Теперь я поняла, что Романовский и Светлов говорили чистую правду. Я и раньше в этом не сомневалась, но тогда комната была темной, а сейчас…
Перцептин ввели поочередно Кузнецову и Казакову. Странно было видеть, как менялись их опухшие от безудержного в последние три дня пьянства лица. Лица светлели, как-то сразу осмыслялся взгляд. Всесокрушающий, мощный интеллект светился в нем.
Мир поменялся. Достаточно сказать, что я зримо ощущала траектории движения всех находящихся в комнате секунды на четыре вперед.
— Действие разовьется до максимума через пять минут, — сказал Анкутдинов, — возвратимся в ту комнату, господа. Тимофеев, свяжи их, кроме Ивановой, она первая пройдет тест. А то они сейчас изобретательные…
И Анкутдинов двинулся в дверной проем и тут же больно ударился головой о косяк. Да нет же, он не двигался!..
Тьфу ты, подумала я, что делает этот перцептин. Наверно, название от латинского «perceptio» — «воспринимаю». Как это раньше мне в голову не пришло?..
А Анкутдинов все еще стоял в лаборатории, затем сделал два шага вперед и ударился головой о косяк. На самом деле…
— О господи! — пробормотала я, и при слове «господи» мой мозг наполнился мыслями о пяти доказательствах существования бога и прочей заумной дребеденью. Почему-то вертелось слово «Ахурамазда», без моей воли образуя родственные.
Тьфу ты, я и слов таких не знаю!
…Тест наполнился глубочайшим содержанием. При ответе на вопрос: «Поезд идет с востока на запад, самолет летит с запада на восток.

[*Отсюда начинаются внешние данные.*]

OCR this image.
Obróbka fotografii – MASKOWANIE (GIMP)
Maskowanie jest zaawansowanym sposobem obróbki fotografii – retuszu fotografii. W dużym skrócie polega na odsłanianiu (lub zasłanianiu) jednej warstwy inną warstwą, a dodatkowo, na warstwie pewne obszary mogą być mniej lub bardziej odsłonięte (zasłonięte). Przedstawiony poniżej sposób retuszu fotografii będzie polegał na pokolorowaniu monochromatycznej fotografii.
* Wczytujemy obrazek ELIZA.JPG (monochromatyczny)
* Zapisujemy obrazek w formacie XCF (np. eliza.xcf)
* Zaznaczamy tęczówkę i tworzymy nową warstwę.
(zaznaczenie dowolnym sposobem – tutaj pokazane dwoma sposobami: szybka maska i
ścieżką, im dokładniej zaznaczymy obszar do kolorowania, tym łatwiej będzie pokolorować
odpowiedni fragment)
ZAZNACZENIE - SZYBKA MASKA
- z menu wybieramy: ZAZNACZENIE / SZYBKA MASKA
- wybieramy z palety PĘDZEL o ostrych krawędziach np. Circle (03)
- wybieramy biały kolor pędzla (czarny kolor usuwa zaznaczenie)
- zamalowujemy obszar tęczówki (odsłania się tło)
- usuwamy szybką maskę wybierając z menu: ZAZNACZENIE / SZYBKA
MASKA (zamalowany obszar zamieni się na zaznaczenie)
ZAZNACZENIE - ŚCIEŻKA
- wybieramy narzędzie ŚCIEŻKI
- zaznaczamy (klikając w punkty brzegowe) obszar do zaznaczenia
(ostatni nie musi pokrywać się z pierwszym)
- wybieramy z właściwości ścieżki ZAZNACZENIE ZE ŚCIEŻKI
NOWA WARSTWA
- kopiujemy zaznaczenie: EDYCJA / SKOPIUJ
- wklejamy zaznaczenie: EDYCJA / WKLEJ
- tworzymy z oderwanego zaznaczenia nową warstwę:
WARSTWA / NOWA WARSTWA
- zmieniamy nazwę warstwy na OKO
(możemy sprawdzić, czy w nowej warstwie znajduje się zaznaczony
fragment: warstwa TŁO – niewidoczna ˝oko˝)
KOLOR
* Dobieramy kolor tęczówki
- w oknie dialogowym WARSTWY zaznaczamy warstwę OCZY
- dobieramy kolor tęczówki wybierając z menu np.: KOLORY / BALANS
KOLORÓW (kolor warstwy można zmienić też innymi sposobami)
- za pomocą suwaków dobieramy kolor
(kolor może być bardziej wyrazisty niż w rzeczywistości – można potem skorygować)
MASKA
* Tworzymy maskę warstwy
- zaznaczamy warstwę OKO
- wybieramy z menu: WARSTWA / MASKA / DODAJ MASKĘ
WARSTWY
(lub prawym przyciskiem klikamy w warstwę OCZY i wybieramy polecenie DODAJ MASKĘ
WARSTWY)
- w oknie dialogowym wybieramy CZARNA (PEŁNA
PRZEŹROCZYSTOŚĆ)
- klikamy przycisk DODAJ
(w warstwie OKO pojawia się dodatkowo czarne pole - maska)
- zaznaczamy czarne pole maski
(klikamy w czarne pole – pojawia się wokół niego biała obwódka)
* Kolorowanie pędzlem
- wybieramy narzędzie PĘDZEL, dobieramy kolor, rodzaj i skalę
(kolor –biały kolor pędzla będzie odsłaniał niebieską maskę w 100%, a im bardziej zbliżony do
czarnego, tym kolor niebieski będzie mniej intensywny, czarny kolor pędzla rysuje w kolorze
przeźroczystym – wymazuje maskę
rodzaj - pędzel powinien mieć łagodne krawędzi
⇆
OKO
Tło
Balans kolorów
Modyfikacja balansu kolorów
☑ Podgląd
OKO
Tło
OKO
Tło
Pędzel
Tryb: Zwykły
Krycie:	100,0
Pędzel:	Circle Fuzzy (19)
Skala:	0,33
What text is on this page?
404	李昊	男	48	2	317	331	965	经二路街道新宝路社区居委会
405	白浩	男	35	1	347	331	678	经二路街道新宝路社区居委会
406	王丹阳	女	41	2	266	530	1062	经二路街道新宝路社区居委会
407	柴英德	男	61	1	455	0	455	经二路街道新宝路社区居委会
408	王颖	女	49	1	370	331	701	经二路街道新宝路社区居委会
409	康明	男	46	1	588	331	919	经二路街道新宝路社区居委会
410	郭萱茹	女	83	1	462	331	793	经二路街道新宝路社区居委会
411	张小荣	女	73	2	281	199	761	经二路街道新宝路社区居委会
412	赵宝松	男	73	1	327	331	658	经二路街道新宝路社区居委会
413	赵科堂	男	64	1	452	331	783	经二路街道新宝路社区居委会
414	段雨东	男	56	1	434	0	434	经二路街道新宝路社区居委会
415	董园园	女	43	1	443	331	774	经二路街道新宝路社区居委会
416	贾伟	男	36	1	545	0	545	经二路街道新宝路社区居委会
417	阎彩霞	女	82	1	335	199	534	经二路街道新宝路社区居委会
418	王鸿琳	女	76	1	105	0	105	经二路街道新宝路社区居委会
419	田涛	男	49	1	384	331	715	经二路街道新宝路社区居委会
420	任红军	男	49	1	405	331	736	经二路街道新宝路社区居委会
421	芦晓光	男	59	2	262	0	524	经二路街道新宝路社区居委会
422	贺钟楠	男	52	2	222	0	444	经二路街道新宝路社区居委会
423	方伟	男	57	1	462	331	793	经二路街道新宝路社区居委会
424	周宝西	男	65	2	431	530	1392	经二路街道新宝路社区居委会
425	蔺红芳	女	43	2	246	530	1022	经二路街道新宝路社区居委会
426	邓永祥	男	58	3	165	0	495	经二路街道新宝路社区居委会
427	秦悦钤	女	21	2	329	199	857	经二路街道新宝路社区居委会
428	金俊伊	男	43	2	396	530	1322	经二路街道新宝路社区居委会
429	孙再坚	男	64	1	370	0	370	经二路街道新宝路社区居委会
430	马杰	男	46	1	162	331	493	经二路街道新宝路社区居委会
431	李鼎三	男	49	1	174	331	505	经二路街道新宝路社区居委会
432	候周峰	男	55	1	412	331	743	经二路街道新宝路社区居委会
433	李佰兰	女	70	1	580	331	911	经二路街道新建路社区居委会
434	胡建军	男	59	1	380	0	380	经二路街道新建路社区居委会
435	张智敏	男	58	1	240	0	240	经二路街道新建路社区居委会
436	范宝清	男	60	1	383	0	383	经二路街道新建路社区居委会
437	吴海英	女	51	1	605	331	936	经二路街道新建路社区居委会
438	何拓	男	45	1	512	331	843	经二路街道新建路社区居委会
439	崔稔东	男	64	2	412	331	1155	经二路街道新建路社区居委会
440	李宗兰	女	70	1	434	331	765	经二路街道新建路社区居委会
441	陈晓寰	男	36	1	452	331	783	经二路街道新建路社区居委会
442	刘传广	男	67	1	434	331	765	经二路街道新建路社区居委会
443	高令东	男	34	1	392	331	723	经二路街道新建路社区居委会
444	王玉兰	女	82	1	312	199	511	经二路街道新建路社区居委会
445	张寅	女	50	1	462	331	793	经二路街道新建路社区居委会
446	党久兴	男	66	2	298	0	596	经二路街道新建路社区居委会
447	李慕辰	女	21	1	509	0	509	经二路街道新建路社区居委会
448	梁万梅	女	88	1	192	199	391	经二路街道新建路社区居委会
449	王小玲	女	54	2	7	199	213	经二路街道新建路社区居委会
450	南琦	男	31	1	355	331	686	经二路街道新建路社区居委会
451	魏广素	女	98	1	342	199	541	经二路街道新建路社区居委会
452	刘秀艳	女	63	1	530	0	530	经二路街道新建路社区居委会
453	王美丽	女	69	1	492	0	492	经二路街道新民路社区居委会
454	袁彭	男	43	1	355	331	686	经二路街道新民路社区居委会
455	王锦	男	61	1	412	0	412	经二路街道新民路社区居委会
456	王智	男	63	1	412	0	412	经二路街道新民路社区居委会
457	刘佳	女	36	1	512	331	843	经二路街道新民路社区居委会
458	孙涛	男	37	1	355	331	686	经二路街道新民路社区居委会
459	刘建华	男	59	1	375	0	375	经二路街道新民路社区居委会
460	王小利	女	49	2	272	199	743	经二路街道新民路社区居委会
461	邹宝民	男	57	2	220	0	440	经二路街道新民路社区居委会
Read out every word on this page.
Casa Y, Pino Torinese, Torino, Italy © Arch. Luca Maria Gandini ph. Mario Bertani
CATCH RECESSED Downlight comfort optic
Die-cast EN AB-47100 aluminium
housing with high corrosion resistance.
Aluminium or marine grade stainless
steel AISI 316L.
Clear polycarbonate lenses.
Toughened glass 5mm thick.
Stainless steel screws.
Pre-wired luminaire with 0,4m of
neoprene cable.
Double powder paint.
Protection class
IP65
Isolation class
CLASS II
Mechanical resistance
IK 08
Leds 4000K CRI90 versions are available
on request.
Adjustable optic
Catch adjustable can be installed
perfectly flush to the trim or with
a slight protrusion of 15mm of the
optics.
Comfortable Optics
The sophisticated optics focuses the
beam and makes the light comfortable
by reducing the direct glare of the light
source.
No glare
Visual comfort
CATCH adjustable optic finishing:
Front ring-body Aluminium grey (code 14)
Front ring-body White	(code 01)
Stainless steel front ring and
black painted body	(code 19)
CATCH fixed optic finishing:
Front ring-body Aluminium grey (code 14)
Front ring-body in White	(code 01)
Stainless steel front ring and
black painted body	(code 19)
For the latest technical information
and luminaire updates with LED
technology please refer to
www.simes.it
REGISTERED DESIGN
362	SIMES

Кто движется быстрее?» — я задумалась о том, что и Земля вращается по вектору движения поезда, а потому, пожалуй…
— Ну что ж, — сказал Лейсман. — Ваш IQ около 210 баллов. Людей с таким показателем на планете можно пересчитать по пальцам.
И Лейсман ткнул в изуродованную старой раной левую руку Новаченко, на которой не было безымянного пальца и не хватало верхней фаланги мизинца.
— Вы говорили, что значительно улучшается память, — произнес Ставицкий. — Можно, я назову мисс Ивановой ряд слов на английском, польском и русском языках, и она воспроизведет их в том же порядке.
— Пожалуйста, — кивнул Анкутдинов.
Ставицкий выпалил мне с полсотни слов, которые почему-то сразу выстраивались в столбик перед моим мысленным взглядом.
Я спокойно прочитала слова по столбику, абсолютно не реагируя на то, как расплывались в оловянные плошки от изумления маленькие глазки господина Блэкмора.
— Incredible! — воскликнул американец после того, как я закончила.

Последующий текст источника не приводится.